Table 10. Comparison of predicted and actual values for the shelf life of blue round scad at different storage temperatures.

	Temperature (K)	Actual Value	Predicted Value	Relative Error (%)
EG	277.15	50 d	55 d	9%
	298.15	2.5 d	2.7 d	7.4%
	310.15	26 h	28 h	7.1%
CG	277.15	36 d	38 d	5.3%
	298.15	1.4 d	1.5 d	6.7%
	310.15	19 h	20 h	5.0%

Note: Different letters in the same column at each storage temperature represent significant differences between the results (p < 0.05).

), indicating that the predicted shelf life of the EG samples was longer than that of the CG samples, that is, the processing with red vinasse could prolong the shelf life of blue round scad. It was speculated that this may be related to monascus and its metabolites in red vinasse, such as polyphenols, monascus pigment and lovastatin, which have antibacterial, anticorrosive and antioxidant properties [3,39].

4. Conclusions

The red vinasse processing had a significant effect on the quality of blue round scad samples during storage.

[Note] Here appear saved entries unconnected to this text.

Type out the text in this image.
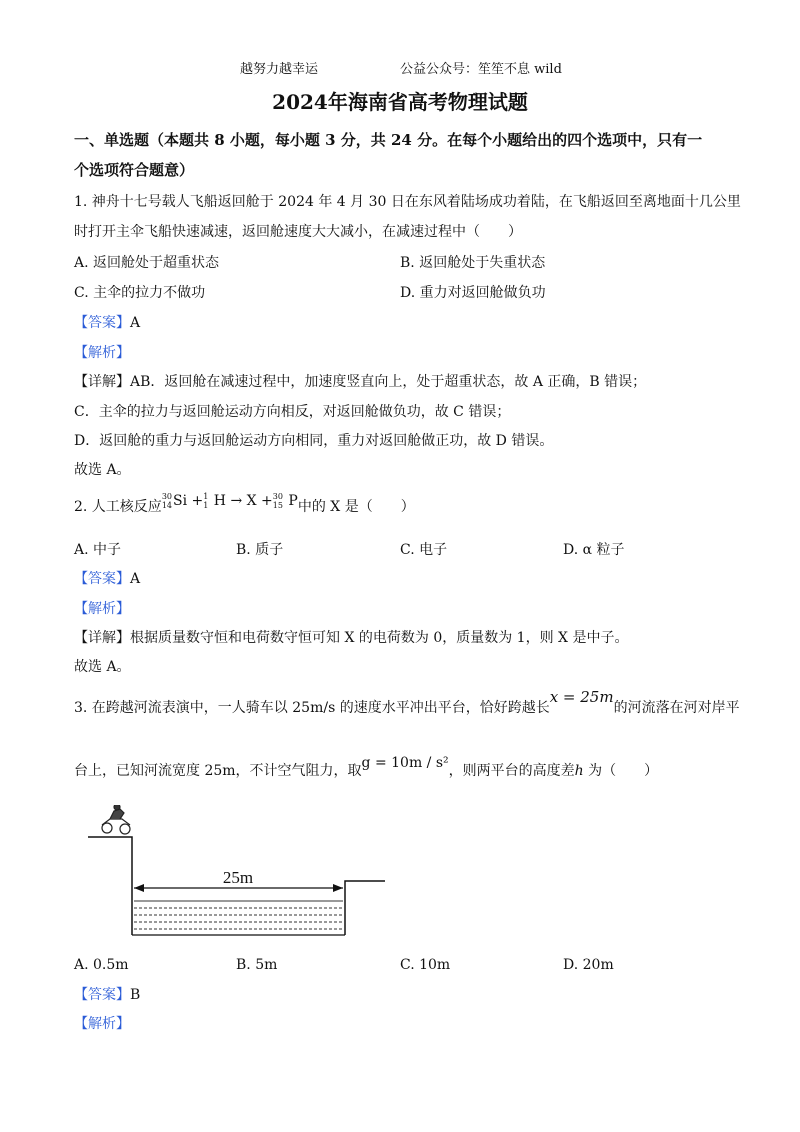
越努力越幸运	公益公众号：笙笙不息 wild
2024年海南省高考物理试题
一、单选题（本题共 8 小题，每小题 3 分，共 24 分。在每个小题给出的四个选项中，只有一
个选项符合题意）
1. 神舟十七号载人飞船返回舱于 2024 年 4 月 30 日在东风着陆场成功着陆，在飞船返回至离地面十几公里
时打开主伞飞船快速减速，返回舱速度大大减小，在减速过程中（　　）
A. 返回舱处于超重状态	B. 返回舱处于失重状态
C. 主伞的拉力不做功	D. 重力对返回舱做负功
【答案】A
【解析】
【详解】AB．返回舱在减速过程中，加速度竖直向上，处于超重状态，故 A 正确，B 错误；
C．主伞的拉力与返回舱运动方向相反，对返回舱做负功，故 C 错误；
D．返回舱的重力与返回舱运动方向相同，重力对返回舱做正功，故 D 错误。
故选 A。
2. 人工核反应30
14Si +1
1 H → X +30
15 P中的 X 是（　　）
A. 中子	B. 质子	C. 电子	D. α 粒子
【答案】A
【解析】
【详解】根据质量数守恒和电荷数守恒可知 X 的电荷数为 0，质量数为 1，则 X 是中子。
故选 A。
3. 在跨越河流表演中，一人骑车以 25m/s 的速度水平冲出平台，恰好跨越长x = 25m的河流落在河对岸平
台上，已知河流宽度 25m，不计空气阻力，取g = 10m / s²，则两平台的高度差h 为（　　）
25m
A. 0.5m	B. 5m	C. 10m	D. 20m
【答案】B
【解析】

During different storage periods, the red vinasse processing can significantly inhibit fat oxidation, reduce the production of TBARS in fish, maintain a high relative content of PUFAs, reduce the production of TVB-N, slow down the rate of sensory quality decline, and maintain good texture qualities of fish. Correlation analysis between sensory scores and changes in physical and chemical indexes at different storage temperatures found that the correlation coefficient between sensory scores and TBARS value was as high as 0.996. A regression equation based on changes in TBARS value was established through a first-order kinetic model combined with the Arrhenius equation, and the shelf life of the blue round scad samples in EG was significantly longer than that of the CG samples (38 d, 1.5 d and 20 h). In summary, the red vinasse processing can improve the physical and chemical quality of blue round scad during storage and prolong the shelf life of the product. The results of this study will provide a certain theoretical reference for the development and innovation of Fujian traditional red vinasse foods, as well as the safe storage of blue round scad.